Unleash the power of light and help drive out the dark shadow of the plague

by Colin Campbell
Eden Court…lit up and cheering.

ALONG the Inverness riverside we now have the cheering spectacle of Eden Court theatre coming back to life again. Although the entertainment and activities it can offer are severely limited, it is fully lit up, ablaze with lights and a darkened shell no longer.

Visually, that makes a difference to the riverside. For months the theatre has been a dismal sight. Now it is a cheering one.

And any signs of revival and normality are more welcome than they have ever been before.

It is not just tripping the light fantastic to say that in this uniquely difficult winter, where everything that brought people together in celebration has been cancelled, we should be using the uplifting powers of illumination to maximum effect.

What other alternatives do we have to try to give the city centre some kind of special midwinter festive feel? Absolutely none.

All the more reason to press for the Riverlights programme to be given the go-ahead by Inverness councillors, some of whom have been stalling on the proposal.

What is being proposed would lighten and brighten the centre, would make it a more appealing and welcoming place to visit and would lift morale and mood.

The money would come from funds already saved from the cancellation of the Winter Festival so overall not an extra penny would be spent.

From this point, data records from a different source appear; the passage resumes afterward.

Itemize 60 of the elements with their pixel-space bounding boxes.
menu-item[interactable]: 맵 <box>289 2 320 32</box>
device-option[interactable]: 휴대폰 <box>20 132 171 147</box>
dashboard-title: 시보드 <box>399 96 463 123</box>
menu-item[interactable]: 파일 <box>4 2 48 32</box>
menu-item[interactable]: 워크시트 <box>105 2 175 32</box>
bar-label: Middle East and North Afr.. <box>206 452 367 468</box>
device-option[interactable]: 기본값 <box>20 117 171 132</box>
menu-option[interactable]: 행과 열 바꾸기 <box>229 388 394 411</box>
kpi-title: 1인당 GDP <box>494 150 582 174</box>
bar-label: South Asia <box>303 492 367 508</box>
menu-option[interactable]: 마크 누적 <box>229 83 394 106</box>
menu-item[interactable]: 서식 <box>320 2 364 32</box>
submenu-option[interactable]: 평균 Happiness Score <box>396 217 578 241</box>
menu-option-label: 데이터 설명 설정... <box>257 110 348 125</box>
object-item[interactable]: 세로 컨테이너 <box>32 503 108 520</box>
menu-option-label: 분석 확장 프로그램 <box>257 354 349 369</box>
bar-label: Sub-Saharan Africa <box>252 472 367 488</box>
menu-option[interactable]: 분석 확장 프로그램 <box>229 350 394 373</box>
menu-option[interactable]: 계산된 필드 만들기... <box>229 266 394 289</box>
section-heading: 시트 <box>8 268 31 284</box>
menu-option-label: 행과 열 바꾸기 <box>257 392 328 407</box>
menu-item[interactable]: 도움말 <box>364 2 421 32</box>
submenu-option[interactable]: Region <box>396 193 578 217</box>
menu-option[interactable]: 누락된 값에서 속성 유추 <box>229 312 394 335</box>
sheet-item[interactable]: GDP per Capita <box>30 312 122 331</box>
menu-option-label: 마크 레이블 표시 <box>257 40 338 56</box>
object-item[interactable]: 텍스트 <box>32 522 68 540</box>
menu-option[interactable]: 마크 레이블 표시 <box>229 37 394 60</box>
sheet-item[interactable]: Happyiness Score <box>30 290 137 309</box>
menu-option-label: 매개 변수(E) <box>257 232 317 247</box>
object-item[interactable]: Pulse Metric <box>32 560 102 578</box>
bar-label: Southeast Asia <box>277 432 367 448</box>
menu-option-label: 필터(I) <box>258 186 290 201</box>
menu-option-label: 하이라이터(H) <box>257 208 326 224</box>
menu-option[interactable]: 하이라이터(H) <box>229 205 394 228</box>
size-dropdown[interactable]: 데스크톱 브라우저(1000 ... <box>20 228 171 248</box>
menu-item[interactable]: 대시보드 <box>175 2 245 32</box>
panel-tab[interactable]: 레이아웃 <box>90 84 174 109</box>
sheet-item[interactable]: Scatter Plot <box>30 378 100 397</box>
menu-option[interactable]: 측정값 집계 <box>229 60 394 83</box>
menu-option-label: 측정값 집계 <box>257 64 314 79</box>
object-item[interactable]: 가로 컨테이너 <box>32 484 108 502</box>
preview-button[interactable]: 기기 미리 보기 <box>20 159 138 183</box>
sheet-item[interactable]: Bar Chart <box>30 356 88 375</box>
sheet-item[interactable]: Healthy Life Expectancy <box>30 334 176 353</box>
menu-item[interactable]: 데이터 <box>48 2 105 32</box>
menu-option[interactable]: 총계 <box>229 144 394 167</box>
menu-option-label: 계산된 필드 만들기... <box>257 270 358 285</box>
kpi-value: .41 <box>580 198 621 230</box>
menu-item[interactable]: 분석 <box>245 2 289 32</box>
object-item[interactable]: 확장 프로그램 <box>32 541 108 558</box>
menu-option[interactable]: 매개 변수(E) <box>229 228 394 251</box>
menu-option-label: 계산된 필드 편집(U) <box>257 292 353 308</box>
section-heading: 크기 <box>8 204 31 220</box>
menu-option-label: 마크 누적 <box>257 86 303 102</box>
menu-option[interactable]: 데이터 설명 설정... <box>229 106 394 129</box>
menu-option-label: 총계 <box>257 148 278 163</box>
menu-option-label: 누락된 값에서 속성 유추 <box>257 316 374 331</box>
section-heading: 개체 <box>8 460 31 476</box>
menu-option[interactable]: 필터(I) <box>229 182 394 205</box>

The Riverlights programme would involve “eyecatching light shows and projections mounted at city buildings and locations”.

That could involve Inverness Castle, Abertaff House, Inverness Town House, St Andrew’s Cathedral, Inverness Museum and Art Gallery, the Northern Meeting Park, and Eden Court Theatre.

This would be more than a lights show. It would in its way be a fightback against this damn virus and the stifling grip of glaur and gloom it threatens to exert on Inverness this winter.

There should be a clear message sent to those councillors who are dithering over the precise detail of what is planned.

We need something novel, imaginative and different in the city centre, even if it is never repeated. We desperately need something to even partly compensate for all the festive events that have been lost.

So enough of the “Christmas is cancelled” drone of despair.

Unleash the power of light across the city centre through the Riverlights programme and in the weeks ahead help drive out the dark shadow of the plague.